Ok, ça achève. Je sais que c’est beaucoup trop long pour cette plate-forme…

Un dernier post pour insister sur le fait que la réhabilitation du pastiche passe par les facultés d’architecture. Si tous les architectes que je connais sont unanimes à condamner le pastiche, c’est qu’ils ont été formatés à penser comme ça pendant leurs études. Au Québec, on n’enseigne qu’un seul courant d’architecture. C’est pourquoi on ne pratique qu’un seul style architectural.
L’architecture moderniste et fonctionnaliste a sa place dans nos villes. Je veux que les architectes d’ici continuent à innover et à s’inspirer de ce qui se fait de mieux dans le monde, de Tokyo à Copenhague.

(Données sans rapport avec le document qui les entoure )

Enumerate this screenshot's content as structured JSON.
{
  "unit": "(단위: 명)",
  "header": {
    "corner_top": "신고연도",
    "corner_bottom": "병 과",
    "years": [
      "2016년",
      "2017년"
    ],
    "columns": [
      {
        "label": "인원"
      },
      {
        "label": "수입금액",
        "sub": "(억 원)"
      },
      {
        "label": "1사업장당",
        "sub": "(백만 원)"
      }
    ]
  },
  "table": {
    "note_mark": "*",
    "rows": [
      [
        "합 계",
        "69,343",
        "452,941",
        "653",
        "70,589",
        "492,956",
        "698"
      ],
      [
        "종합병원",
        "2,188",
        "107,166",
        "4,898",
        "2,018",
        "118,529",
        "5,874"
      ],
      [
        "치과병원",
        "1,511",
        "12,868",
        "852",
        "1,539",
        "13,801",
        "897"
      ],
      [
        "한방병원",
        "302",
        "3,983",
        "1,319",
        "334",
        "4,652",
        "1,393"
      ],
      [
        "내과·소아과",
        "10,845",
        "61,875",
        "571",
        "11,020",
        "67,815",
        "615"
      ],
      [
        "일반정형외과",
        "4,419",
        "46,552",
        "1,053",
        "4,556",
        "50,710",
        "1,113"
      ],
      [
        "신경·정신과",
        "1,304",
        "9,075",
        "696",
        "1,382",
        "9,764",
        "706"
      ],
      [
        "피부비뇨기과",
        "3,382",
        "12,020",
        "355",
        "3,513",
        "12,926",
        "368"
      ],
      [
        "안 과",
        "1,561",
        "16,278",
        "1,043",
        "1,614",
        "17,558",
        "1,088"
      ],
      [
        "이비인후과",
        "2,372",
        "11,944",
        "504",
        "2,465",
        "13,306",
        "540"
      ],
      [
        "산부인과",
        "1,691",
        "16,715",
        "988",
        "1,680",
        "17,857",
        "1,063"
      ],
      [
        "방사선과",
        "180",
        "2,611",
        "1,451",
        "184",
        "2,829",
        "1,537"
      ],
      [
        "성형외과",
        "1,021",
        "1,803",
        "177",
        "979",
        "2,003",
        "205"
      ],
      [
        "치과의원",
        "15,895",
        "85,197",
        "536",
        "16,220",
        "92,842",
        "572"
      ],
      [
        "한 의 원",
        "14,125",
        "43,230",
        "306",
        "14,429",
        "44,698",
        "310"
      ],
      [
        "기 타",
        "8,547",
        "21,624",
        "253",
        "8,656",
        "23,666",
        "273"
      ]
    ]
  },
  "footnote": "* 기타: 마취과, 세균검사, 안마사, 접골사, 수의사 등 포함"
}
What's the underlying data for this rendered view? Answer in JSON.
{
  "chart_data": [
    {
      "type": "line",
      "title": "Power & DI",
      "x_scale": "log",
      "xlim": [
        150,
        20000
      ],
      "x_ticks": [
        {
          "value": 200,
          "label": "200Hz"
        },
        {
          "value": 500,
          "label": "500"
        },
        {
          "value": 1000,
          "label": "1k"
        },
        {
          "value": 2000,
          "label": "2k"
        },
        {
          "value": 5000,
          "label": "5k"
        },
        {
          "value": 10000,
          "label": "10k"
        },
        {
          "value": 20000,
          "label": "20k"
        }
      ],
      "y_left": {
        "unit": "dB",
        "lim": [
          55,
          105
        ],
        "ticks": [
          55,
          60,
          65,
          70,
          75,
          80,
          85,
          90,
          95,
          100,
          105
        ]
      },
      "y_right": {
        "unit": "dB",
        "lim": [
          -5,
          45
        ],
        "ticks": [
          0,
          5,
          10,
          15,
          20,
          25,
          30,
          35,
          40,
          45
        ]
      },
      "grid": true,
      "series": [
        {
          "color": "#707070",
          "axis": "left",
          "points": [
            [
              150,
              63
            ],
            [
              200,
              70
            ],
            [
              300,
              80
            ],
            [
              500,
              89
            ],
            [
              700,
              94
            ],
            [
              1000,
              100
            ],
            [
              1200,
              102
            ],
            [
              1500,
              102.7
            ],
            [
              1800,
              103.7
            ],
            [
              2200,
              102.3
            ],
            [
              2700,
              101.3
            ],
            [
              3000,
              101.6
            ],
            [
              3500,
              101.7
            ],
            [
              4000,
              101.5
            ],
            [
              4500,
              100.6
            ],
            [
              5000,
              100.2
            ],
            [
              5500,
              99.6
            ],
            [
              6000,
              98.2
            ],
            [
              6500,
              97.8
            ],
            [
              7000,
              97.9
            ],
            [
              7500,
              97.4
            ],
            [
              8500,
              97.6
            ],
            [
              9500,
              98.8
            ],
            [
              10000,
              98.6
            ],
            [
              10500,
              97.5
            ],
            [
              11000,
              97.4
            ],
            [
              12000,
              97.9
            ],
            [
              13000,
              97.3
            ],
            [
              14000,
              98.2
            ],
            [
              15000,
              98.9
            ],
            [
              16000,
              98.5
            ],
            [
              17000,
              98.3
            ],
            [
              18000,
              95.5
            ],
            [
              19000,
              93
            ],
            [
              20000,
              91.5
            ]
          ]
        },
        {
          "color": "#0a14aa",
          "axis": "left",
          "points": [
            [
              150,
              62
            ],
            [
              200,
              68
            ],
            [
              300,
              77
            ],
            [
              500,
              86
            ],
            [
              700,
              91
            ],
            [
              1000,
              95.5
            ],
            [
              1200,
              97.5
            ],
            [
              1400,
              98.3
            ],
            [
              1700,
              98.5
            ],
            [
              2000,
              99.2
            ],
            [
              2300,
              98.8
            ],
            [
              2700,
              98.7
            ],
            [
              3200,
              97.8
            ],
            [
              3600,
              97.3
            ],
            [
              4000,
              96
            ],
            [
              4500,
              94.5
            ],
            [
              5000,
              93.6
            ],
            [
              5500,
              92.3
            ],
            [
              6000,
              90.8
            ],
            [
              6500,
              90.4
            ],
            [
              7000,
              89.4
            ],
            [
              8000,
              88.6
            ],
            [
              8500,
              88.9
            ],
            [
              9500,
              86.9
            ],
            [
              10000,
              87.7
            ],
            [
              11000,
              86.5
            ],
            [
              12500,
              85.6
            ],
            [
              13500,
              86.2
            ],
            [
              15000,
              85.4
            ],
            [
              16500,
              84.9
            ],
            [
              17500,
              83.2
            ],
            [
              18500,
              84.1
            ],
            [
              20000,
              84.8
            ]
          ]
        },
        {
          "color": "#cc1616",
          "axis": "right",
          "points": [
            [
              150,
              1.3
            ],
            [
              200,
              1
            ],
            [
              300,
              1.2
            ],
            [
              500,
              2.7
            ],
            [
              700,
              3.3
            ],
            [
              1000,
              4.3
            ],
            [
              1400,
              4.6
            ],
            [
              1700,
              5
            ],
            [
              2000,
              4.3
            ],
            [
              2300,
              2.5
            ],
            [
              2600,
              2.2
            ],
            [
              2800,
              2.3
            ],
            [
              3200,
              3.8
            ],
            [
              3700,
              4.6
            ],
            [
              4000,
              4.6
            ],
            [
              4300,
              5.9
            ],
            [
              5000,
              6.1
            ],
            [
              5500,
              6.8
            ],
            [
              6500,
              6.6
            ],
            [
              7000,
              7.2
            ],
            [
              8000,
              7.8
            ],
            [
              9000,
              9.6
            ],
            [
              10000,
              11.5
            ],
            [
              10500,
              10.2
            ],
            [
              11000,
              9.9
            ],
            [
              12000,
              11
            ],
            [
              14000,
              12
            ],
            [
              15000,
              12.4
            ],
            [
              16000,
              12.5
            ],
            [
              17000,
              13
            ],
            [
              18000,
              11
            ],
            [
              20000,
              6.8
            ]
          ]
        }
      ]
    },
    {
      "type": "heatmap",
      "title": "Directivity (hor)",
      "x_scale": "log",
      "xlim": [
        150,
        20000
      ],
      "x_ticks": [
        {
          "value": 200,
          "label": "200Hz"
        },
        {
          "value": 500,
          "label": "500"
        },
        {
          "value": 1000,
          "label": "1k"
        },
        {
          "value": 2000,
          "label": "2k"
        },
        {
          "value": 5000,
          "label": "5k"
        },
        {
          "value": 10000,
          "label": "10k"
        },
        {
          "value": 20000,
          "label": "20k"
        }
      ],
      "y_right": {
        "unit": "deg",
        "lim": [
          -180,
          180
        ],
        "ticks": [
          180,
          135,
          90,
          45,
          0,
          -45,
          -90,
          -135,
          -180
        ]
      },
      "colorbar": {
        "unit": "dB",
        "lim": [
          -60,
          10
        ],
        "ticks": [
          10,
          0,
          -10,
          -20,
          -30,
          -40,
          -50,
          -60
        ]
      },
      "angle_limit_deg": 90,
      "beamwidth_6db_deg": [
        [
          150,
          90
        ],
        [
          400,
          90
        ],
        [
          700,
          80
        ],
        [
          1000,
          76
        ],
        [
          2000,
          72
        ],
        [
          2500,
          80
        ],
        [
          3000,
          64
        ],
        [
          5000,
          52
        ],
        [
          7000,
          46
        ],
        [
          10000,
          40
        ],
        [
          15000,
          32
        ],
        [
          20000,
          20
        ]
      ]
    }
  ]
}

Mais j’aimerais aussi qu’une partie de la profession soit formée à l’art ancien de l’architecture traditionnelle. Que ces architectes soient en mesure de nous reconnecter avec notre identité collective architecturale issue de notre riche histoire. J’aimerais que ces architectes ainsi formés puissent faire du pastiche de qualité sans gêne, comme on joue encore du Molière au théâtre et comme Léa Strélisky compose de la musique néo-classique.

Croyez-vous qu’il serait possible qu’un jour une des écoles d’architecture du Québec embauche un professeur formé en Europe ou aux USA pour propager les idées de Krier ? Je pense que le Québec y gagnerait. Nos villes y gagneraient.

Merci à ceux (?) qui ont pris le temps de lire jusqu’au bout.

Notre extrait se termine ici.